Shavuot is defined as “the time of the giving of our Torah.” Yet the great significance of this date is not always understood, especially when this phrase is mistranslated as “the giving of the Law.” The basic meaning of “Torah” is not “Law,” the legal aspect of the Torah that contains all the do’s and don’ts.
Instead, the giving of the Torah is actually the real birthday of Jewish existence. The freedom attained by our forefathers in the Exodus was just a preliminary stage; the real beginning of the Jews as a nation, and of Jewishness as an idea, is in the giving of the Torah. It is only since then that the Jewish people became an entity in itself. This is the point from which on we are not just people, but Jews.
On a wider, universal scale, the giving of the Torah carries major theological significance. The distance between God and man is infinite. Philosophizing, meditation, spiritual transcendence – these exercises are just like jumping in order to reach the moon. They only demonstrate that we have the desire to get there, not that we can reach it.
The giving of the Torah is, therefore, a unique and most important event in world history. As the Book of Exodus (19:20) says, God descended to Mount Sinai. Only the Omnipotent God can, by His own will, bridge the unbridgeable chasm between Himself and the world. The very act of giving the Torah means that God is interested in us, that He cares about what we do — and this is what grants meaning to everything that we do in this world. In this sense, the very “encounter” with God is the most important part – not because it is proof of His existence, but because it is proof of the connection between Him and the world.

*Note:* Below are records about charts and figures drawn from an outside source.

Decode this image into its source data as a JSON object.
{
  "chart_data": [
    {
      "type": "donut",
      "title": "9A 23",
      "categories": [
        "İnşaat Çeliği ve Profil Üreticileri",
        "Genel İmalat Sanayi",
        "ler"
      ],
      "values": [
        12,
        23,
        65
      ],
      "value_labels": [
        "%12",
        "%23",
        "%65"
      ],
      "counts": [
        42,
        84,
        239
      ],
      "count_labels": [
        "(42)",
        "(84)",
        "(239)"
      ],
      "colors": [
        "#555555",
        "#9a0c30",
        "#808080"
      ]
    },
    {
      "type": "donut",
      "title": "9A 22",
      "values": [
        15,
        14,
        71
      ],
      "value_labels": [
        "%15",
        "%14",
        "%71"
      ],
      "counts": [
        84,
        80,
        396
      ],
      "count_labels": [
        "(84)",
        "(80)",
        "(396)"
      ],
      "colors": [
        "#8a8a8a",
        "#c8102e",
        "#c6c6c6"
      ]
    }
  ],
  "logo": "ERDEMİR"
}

In other words, the holiday of Shavuot tells us – to put it in the words of a Jewish philosopher – that God is “more remote than the most remote, and closer than the closest.”
To explore a corollary idea, let us note that Shavuot is defined precisely as “the time of the giving of the Torah.” The giving of the Torah is a one-sided act; God gives us His Torah – a huge, very precious and very heavy gift to carry. But the giving of the Torah does not necessarily mean that it is also received.
Receiving the Torah is a very different notion. We may have this gift very close to us, but are we ready to accept it? Receiving the Torah is not just a matter of studying it and doing what is written in it. For many people the Torah may, at most, be like a registered letter waiting for us; something that we have to fetch from the post office. But really acquiring the Torah is not the abstract fact of a gift received. For my part, there must be the act of accepting it, making it part of my true possessions.
Shavuot is a date for the giving of the Torah, and we celebrate it. The date of receiving the Torah, however, is very individual. It happens not only at different times of the year, but also at different times in one’s life.
The idea that we can own the Torah is a very ancient one. It means that there can be, that there is, a sharing and a partnership with God, and that the act of sharing is achieved through the Torah. When we realize that we can have a relationship with the Torah, that day is our own day of “receiving” it.
The feast of Shavuot, of the giving of the Torah, then, is not only a memory, but also a gift and a promise that at some time in the future we will also receive it.